Debate began on the bill around 7:45 p.m. But it soon became clear that Turner’s strategy wasn’t enough. Republicans had collected enough signatures—25—to end debate and force a quick vote, one high-ranking Republican told me. There was only one option left: break quorum. It was mostly those who decided at the outset they wanted to break quorum who left first. Entire sections of the House floor slowly emptied as a small team of House Democrats remained to make the mass exodus less obvious, in case it caused a scene and pushed Republicans to trigger an immediate vote. By 9 p.m. dozens of chairs sat empty.
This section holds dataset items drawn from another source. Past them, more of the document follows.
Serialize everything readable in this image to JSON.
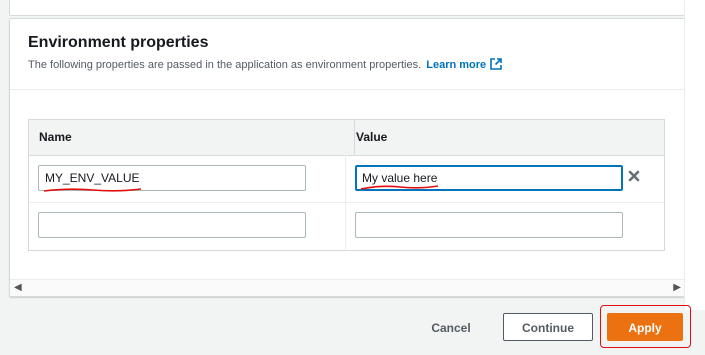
{
  "section": {
    "title": "Environment properties",
    "description": "The following properties are passed in the application as environment properties.",
    "learn_more": "Learn more"
  },
  "table": {
    "columns": [
      "Name",
      "Value"
    ],
    "rows": [
      {
        "name": "MY_ENV_VALUE",
        "value": "My value here"
      },
      {
        "name": "",
        "value": ""
      }
    ]
  },
  "icons": {
    "external_link": "external-link-icon",
    "remove": "close-icon",
    "scroll_left": "chevron-left-icon",
    "scroll_right": "chevron-right-icon"
  },
  "footer": {
    "cancel": "Cancel",
    "continue": "Continue",
    "apply": "Apply"
  },
  "colors": {
    "link": "#0073bb",
    "primary": "#ec7211",
    "annotation": "#e01010"
  }
}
At 10:35 p.m., Turner texted the caucus: “Members, take your key and leave the chamber discreetly. Do not go to the gallery. Leave the building.” By then, some forty Democratic members had already left the floor, with more to follow. The quorum was broken. But some critics of Turner later grumbled that he had only gotten on the quorum-breaking bandwagon once it was well underway. Turner countered that the timing of the walkout was important. “The later that play could be called the better,” Turner told me. “You don’t throw the Hail Mary pass on first down. You try to get some yards.”

Differences aside, the mood at Mt. Zion just before midnight was mostly jubilant. Though only half the House Democrats were in attendance—some had gone home; at least one did not know of the press conference until it was happening—the Democratic leaders stressed the unity needed to pull off the walkout. And they were eager to point to the symbolism of their venue. They had tarred SB 7 as blatantly racist. Its Republican authors had been at pains to explain the urgency of certain provisions. Why, for example, did the bill ban voting before 1 p.m. on Sunday? For decades, Black churches had organized “Souls to the Polls”—post-church voter caravans to exercise the hard-won franchise. Mt. Zion was one such place that mixed civic duty with the Black church. 

After spending much of the session on the losing side, it would have been easy to adopt a defeatist attitude, said representative Ina Minjarez, a San Antonio Democrat. “I think we were feeling tired that we don’t have options to fight, and that day we realized we did have an option and we were able to send a message.” The Democrats had all the rules at their disposal, she said, including breaking quorum and “killing it together.” 

But the victory may be short-lived. Abbott has already announced that he will add the elections bill to the agenda of a special session, which is expected this summer or in the fall, when lawmakers will convene to take up redistricting. On Monday Abbott showed once again who’s in charge. He tweeted that he would veto the Legislature’s budget, cutting off paychecks for lawmakers, personnel, maintenance crews, and expenses after September 1.